Возвращение-2. Повесть - страница 4
– Сашенька, я тебе сейчас такой пир устрою. Будем Новый год заново встречать. – Женя забрал шубку, шапку, варежки, отнес в прихожую. Принес из кухни вазу, освободил от обертки букет роз, и журнальный столик ожил, когда ему доверили роскошь дивных цветов.
– Знаешь, я, честное слово, здесь уже неделю не появлялся. Прилетел из Германии. Был там у своих сестер на рождество, а здесь отчеты, встречи, – жил в гостинице. Давай разбавим пустоту квартиры, сделаем ее жилой. Первое – включаю камин. Второе – после завтрака поеду на поиски елки или натуральной сосны. Да, я вчера холодильник продуктами забил. Давай завтракать. Сейчас всего лишь девять часов, но ты же – птичка ранняя.
Саша чувствовала себя именно, как в гостях: чужая в чужой квартире, где натянулась тоненькая ниточка их отношений, готовая или дальше растягиваться до опасной длины, или разорваться от напряжения, и тогда нужны будут усилия, чтобы не видеть и не касаться узелка связки.
На кухне закипел чайник, соблазнительно запахло свежезаваренным кофе. Женя сделал бутерброды, разрезал на большие куски шоколадный торт.

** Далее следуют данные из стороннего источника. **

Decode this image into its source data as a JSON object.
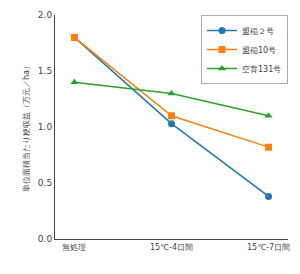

Саша невольно улыбнулась: одно помещение стало обитаемым – ожила кухня.
Она снова увидела деятельного, прежнего Женю, который никогда ничего не откладывал на потом. Он молча за руку притащил ее в ванную комнату и стал помогать раздеваться, включив воду в душевой кабине. Большое зеркало сразу запотело, и Женя, отвернувшись от смутившейся Саши на секунды, нарисовал на нем две круглые рожицы.
И все сразу стало на свои места. И не важно, где ты – в лесной избушке с поющими комарами, в модном отеле на турецком берегу, в палатке на берегу холодного ручья в Карелии. Самое главное – рядом с тобой единственный человек, который предан тебе, для которого в данный момент ты – единственная и неповторимая, – и весь мир сужается только в пространство для двоих.
И они согрели лиловые скользкие простыни теплом своих тел, и ночная картина с Биг-Беном вдруг вспыхнула сверкающим множеством электрических ламп, засветившихся от проникающих неярких лучей сурового зимнего солнца, неизвестно, как пробившегося через заснеженные тучи январского дня.
А потом к обеду Женя притащил почти трехметровую сосну, и тоже стало совсем неважно, что она была из подмосковных лесов, но запах отходившей от мороза хвои был точно такой же, как если бы срубили и внесли в тепло сосенку из верхнеерусланского леса, добавив листочек с печатью лесхоза: «Порубка разрешена».
И вдруг выяснилось, что в квартире нет ни одной елочной игрушки, и пришлось выйти на прогулку пешком до соседнего супермаркета.
Потом лепили пельмени. Женя резал зелень и такой жестокий лук, что Саше пришлось зажечь толстую розоватую свечу и смотреть на огонь, чтобы, прослезившись от едкого запаха, перестать шмыгать носом.
Елку поставили посередине зала, сдвинув диван и кресла к стенке. Когда потушили свет люстры, тотчас окунулись в волшебство таинственного, завораживающего, существующего само по себе, независимо от людей, танца синих и зеленых огней гирлянд. Они, словно договаривались, спорили, обижались, меняя режимы произвольно, в их разговоре Саша и Женя сначала попытались уловить какой-то смысл, зашифрованную связь, но потом просто погрузились в мир согревших душу сказочных огней.
Выпили шампанского без боя курантов, загадав желания в объятиях танца под музыку Женькиного ноутбука. Желания были два общих на двоих – дождаться малыша и никогда не расставаться.